O que sabemos da Grécia ultimamente não passa de notícias sobre a crise económico-financeira que atinge a Europa, mas eis que em pleno Verão nos chega o cinema contemporâneo grego, pela mão de Yorgos Lanthimos, realizador que conseguiu com esta sua segunda longa-metragem o prémio “Un certain regard” em Cannes e o grande prémio do Festival Internacional do Estoril, entre outros.
“Canino” não é um filme fácil. É uma experiência alucinante, violenta e perturbante que nos transporta a uma casa de loucos onde se vive uma realidade alterada. Um olhar sobre o controlo dos outros e a manipulação do discurso levado ao extremo. A acção passa-se na Grécia dos nossos dias, mas fica a percepção que poderia muito bem passar-se noutro local e noutro tempo.
O plano inicial, onde um velho leitor de cassetes “explica” que várias palavras têm significados diferentes daqueles que lhes conhecemos, é um verdadeiro mergulho de cabeça nesta história onde o pai mantém, com a cumplicidade da mulher, a sua família numa redoma fechada ao mundo exterior. Tudo se passa numa grande vivenda afastada da cidade onde filhos são isolados do mundo “perigoso” lá de fora por um domínio psicológico brutal, até estarem “preparados”. Nessa “preparação”, que não é mais do que uma parte importante do mecanismo de controlo, os filhos têm fazer jogos e tarefas, sendo premiados com pequenos autocolantes. Este sistema de recompensas lembra automaticamente a educação canina. Há aliás um paralelo entre um cão que a determinada altura sabemos que está a ser treinado numa escola especializada a pedido do pai e um dos “treinos” que este dá aos membros da família para se protegerem dos gatos – os “mais perigosos animais do mundo” –, pondo-os de gatas a ladrar.

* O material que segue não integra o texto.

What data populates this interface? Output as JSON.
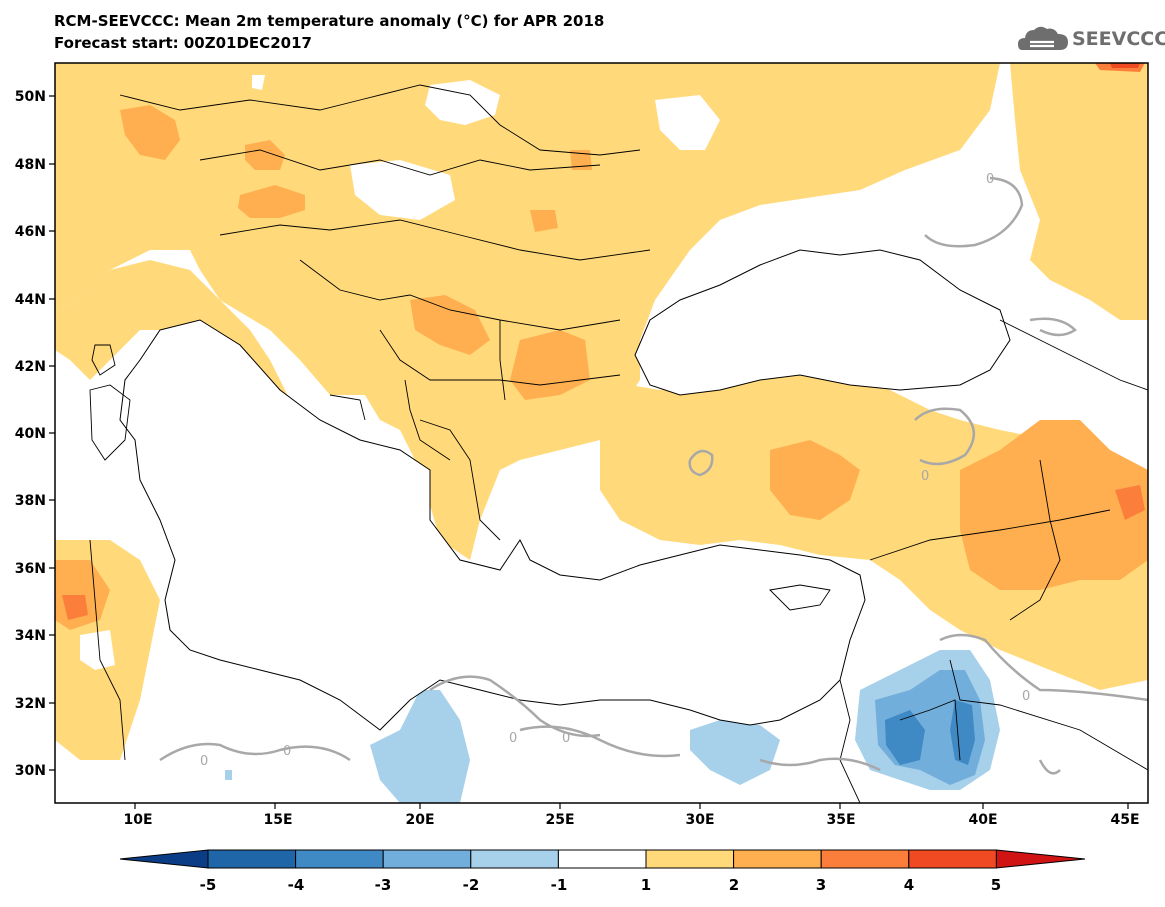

Os filhos, cujos nomes nunca sabemos, conhecendo-os apenas por o irmão, a irmã mais velha e a mais nova, são jovens adultos com atitudes acriançadas. O rapaz tem o privilégio de satisfazer as suas necessidades sexuais com uma empregada de segurança que o pai traz da empresa onde trabalha. Mas o sexo com Christina é mecânico, serve aquele propósito e mais nada; não há paixão, nem emoção. Esta rapariga é, assim, um contacto com o mundo exterior e logo se tornará um problema.
Entre os filhos começa a subir a tensão. Apesar do medo criado sobre o mundo lá fora, a curiosidade aumenta. Os métodos de castigo e repreensão já não conseguem evitar todas as transgressões. Aqui está a grande questão do filme. Até que ponto se cria uma realidade para atingir determinados objectivos? Até onde deve uma família proteger-se?
Nesta desconstrução das realidades construídas o campo está aberto a todas as interpretações. Se do modelo familiar passarmos ao modelo de sociedade, e não necessariamente a totalitarismos passados – esses também mais ou menos mitificados –, encontramos hoje vários pontos em comum, das “operações de paz” à guerra das palavras “incorrectas”. Um filme de loucos, mas que dá que pensar. [publicado na secção CineMais da edição desta semana de «O Diabo»]
CANINO
Título original: Kynodontas
Realização: Yorgos Lanthimos
Com: Christos Stergioglou, Michelle Valley, Aggeliki Papoulia, Mary Tsoni, Hristos Passalis, Anna Kalaitzidou
GR, 2009 94 min.
Estreia em Portugal: 29 de Julho de 2010.